Tulsa Artist Fellow Shane Darwent

Destiny Jade Green

Meet the Fellows takes you inside the studios of the 2019 Tulsa Artist Fellowship recipients for a look at their life and work. Since 2015, Tulsa Artist Fellowship has recruited artists and arts workers to Tulsa, where they “have the freedom to pursue their craft while contributing to a thriving arts community.” For more information, visit tulsaartistfellowship.org.


The Tulsa Voice: Can you tell us a little about your background and work?

Shane Darwent: I grew up in a suburb of Charleston, SC, called Mount Pleasant. Our family moved there at the beginning of a construction boom and it was a fascinating place to witness the growth of a region in terms of building and sprawl. I studied printmaking and photography at Maryland Institute College of Art in Baltimore and have since lived all over the East Coast and now Midwest. Baltimore, Brooklyn, New Orleans, Chattanooga, and Detroit are all cities I have lived in and witnessed similar trends. These experiences continue to provide fodder for my work, which essentially is an exploration of the built American landscape—the aspirations and pitfalls alike.

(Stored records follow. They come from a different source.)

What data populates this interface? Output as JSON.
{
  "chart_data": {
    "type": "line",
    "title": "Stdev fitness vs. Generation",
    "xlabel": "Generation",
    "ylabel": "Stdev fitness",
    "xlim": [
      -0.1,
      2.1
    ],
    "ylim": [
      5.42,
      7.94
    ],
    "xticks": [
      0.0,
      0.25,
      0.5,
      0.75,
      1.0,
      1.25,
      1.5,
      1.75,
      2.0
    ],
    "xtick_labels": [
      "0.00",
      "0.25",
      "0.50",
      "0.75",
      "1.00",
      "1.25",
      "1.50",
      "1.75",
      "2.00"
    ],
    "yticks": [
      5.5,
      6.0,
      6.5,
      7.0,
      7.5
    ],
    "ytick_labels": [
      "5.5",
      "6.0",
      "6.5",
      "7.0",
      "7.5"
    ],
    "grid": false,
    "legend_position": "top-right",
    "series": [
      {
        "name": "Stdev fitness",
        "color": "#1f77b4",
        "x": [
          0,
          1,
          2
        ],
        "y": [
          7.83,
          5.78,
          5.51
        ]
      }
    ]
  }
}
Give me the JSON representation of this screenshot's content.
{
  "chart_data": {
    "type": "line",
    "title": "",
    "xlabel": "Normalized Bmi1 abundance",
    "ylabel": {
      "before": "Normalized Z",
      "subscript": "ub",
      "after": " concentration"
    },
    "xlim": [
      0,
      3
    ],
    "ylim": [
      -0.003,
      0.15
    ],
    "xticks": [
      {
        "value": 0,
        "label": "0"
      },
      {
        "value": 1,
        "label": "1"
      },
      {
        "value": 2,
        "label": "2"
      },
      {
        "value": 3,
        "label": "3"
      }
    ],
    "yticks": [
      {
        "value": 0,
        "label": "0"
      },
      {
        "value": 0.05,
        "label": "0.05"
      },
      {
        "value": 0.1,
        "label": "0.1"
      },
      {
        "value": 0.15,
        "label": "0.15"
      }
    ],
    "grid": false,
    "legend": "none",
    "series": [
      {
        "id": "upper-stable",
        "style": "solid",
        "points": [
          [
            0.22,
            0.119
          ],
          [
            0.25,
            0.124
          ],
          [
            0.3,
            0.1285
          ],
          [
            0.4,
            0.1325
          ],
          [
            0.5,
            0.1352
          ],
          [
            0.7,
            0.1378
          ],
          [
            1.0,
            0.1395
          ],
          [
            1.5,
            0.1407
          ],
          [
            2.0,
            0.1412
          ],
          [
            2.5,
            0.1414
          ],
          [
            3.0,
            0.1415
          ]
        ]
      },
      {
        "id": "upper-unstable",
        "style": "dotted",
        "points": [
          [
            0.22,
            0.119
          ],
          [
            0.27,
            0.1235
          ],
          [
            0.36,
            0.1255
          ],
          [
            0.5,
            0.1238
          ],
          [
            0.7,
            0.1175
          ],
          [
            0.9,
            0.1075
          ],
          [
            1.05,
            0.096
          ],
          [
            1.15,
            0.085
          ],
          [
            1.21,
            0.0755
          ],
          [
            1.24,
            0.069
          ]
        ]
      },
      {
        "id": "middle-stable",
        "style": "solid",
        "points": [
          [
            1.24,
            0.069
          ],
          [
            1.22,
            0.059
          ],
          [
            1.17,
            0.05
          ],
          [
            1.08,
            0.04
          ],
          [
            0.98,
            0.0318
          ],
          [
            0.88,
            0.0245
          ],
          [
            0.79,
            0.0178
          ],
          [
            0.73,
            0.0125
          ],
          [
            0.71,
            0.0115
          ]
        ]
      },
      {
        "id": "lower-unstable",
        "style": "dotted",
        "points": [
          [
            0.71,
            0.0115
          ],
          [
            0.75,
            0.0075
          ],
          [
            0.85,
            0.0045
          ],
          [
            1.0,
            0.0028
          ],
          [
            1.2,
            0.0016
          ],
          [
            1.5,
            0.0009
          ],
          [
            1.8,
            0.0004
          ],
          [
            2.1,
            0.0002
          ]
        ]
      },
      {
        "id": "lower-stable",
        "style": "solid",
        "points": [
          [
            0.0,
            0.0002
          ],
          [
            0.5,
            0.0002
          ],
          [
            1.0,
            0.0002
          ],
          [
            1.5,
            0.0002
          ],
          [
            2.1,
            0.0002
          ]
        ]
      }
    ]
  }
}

TTV: You’ve been a big force behind the work that’s been happening at Cameron Studios. Can you tell us a little about your involvement there, and how the culture of community collaboration intersects with your practice?

Darwent: Getting to work out of Cameron Studios has been amazing. We are an outpost of four studios that are separated from the main Fellowship building in a space that is more raw and therefore a bit more flexible to programming. Nathan Young has been organizing experimental music shows at Cameron for a while now, and in recent months we’ve gotten together and turned one of the studios into a gallery/project space and also built out a reading room to house artist books, zines and journals. All of us involved, Nathan, Yatika Fields, Eric Sall and myself are eager to provide a space for the both the Fellowship and the greater Tulsa art scene to test out new and strange ideas.

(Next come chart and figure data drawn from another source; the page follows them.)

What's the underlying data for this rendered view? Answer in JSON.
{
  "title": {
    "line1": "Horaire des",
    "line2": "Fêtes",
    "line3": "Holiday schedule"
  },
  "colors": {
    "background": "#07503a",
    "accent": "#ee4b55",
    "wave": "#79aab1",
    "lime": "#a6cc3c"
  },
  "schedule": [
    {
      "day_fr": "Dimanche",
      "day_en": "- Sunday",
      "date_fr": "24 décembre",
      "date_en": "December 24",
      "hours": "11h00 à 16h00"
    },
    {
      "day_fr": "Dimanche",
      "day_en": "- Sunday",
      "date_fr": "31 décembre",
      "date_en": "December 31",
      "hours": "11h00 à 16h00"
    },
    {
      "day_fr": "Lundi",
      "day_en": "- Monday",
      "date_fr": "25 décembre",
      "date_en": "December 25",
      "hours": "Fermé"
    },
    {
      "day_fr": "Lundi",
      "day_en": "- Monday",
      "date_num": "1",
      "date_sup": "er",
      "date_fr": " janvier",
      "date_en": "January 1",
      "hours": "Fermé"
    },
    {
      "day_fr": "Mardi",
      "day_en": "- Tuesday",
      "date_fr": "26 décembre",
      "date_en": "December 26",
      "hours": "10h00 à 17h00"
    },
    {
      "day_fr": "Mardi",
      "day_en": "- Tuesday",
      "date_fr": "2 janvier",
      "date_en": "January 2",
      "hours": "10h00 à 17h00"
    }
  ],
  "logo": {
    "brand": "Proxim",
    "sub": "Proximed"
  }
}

TTV: Awnings of Tulsa is a local company that has helped produce some of your sculptures. Can you talk about that relationship?

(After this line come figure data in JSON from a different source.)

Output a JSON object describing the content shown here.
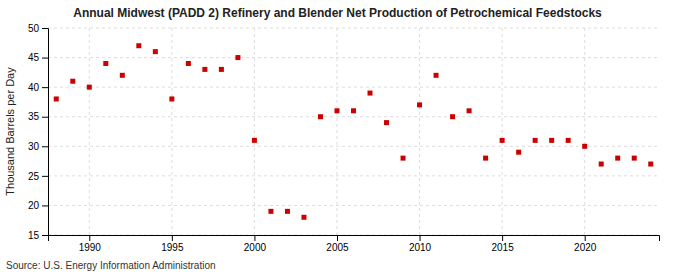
{
  "chart_data": {
    "type": "scatter",
    "title": "Annual Midwest (PADD 2) Refinery and Blender Net Production of Petrochemical Feedstocks",
    "ylabel": "Thousand Barrels per Day",
    "source": "Source: U.S. Energy Information Administration",
    "color": "#cc0000",
    "marker": "square",
    "grid": true,
    "xlim": [
      1987.5,
      2024.5
    ],
    "ylim": [
      15,
      50
    ],
    "xticks": [
      1990,
      1995,
      2000,
      2005,
      2010,
      2015,
      2020
    ],
    "yticks": [
      15,
      20,
      25,
      30,
      35,
      40,
      45,
      50
    ],
    "x": [
      1988,
      1989,
      1990,
      1991,
      1992,
      1993,
      1994,
      1995,
      1996,
      1997,
      1998,
      1999,
      2000,
      2001,
      2002,
      2003,
      2004,
      2005,
      2006,
      2007,
      2008,
      2009,
      2010,
      2011,
      2012,
      2013,
      2014,
      2015,
      2016,
      2017,
      2018,
      2019,
      2020,
      2021,
      2022,
      2023,
      2024
    ],
    "values": [
      38,
      41,
      40,
      44,
      42,
      47,
      46,
      38,
      44,
      43,
      43,
      45,
      31,
      19,
      19,
      18,
      35,
      36,
      36,
      39,
      34,
      28,
      37,
      42,
      35,
      36,
      28,
      31,
      29,
      31,
      31,
      31,
      30,
      27,
      28,
      28,
      27
    ]
  }
}
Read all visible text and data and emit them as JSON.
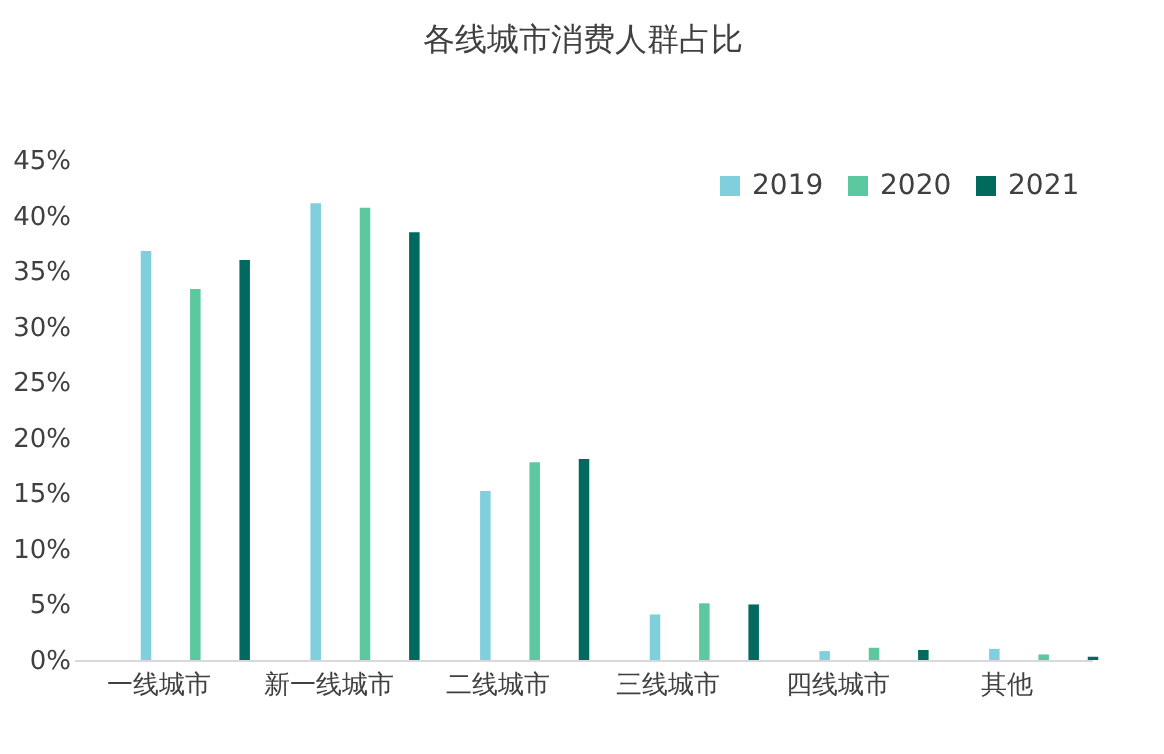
{
  "chart_data": {
    "type": "bar",
    "title": "各线城市消费人群占比",
    "categories": [
      "一线城市",
      "新一线城市",
      "二线城市",
      "三线城市",
      "四线城市",
      "其他"
    ],
    "series": [
      {
        "name": "2019",
        "color": "#7fcfdc",
        "values": [
          36.8,
          41.1,
          15.2,
          4.1,
          0.8,
          1.0
        ]
      },
      {
        "name": "2020",
        "color": "#5cc8a0",
        "values": [
          33.4,
          40.7,
          17.8,
          5.1,
          1.1,
          0.5
        ]
      },
      {
        "name": "2021",
        "color": "#006a5e",
        "values": [
          36.0,
          38.5,
          18.1,
          5.0,
          0.9,
          0.3
        ]
      }
    ],
    "ylim": [
      0,
      45
    ],
    "yticks": [
      {
        "value": 0,
        "label": "0%"
      },
      {
        "value": 5,
        "label": "5%"
      },
      {
        "value": 10,
        "label": "10%"
      },
      {
        "value": 15,
        "label": "15%"
      },
      {
        "value": 20,
        "label": "20%"
      },
      {
        "value": 25,
        "label": "25%"
      },
      {
        "value": 30,
        "label": "30%"
      },
      {
        "value": 35,
        "label": "35%"
      },
      {
        "value": 40,
        "label": "40%"
      },
      {
        "value": 45,
        "label": "45%"
      }
    ],
    "grid": false,
    "legend": "top right"
  }
}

Darwent: I had my first solo exhibition in New York last fall, and the work was anchored by two large scale sculptures based on the forms and fabrication techniques used in storefront awning production. I built previous sculptures like this myself, but remained eager to work with a shop that fabricates awnings regularly. I set up a meeting with Awnings of Tulsa before my New York show … They not only offered technical expertise, but they had all sorts of aesthetic and conceptual considerations as well. We have since worked together on another series of sculptures as well as some speculative proposals. … [It’s] been more like an artist working with a printmaking studio than simply contracting out a service. There seems to be no shortage of amazing fabricators here in Tulsa and I really like that we have access to these industries in a different way than we might in New York or L.A.

TTV: Any future shows or projects on the horizon you’re excited to share?

Darwent: For sure! In June I will actually be showing one of the recent awning sculptures for the Fellowship turnaround festival in the old True Turn building in the Tulsa Arts District. I have a solo exhibition at Boise State University this fall which will coincide with the grand opening of their new Center for Visual Arts. This summer I will be working with Flash Flood Print Studios in Kendall Whittier on a silkscreen edition as a part of their new Artist Print Series. Lastly, I’ll be helping facilitate Back Gallery’s 6th Annual Portrait Show which will be in our Cameron Project Space during First Friday in June.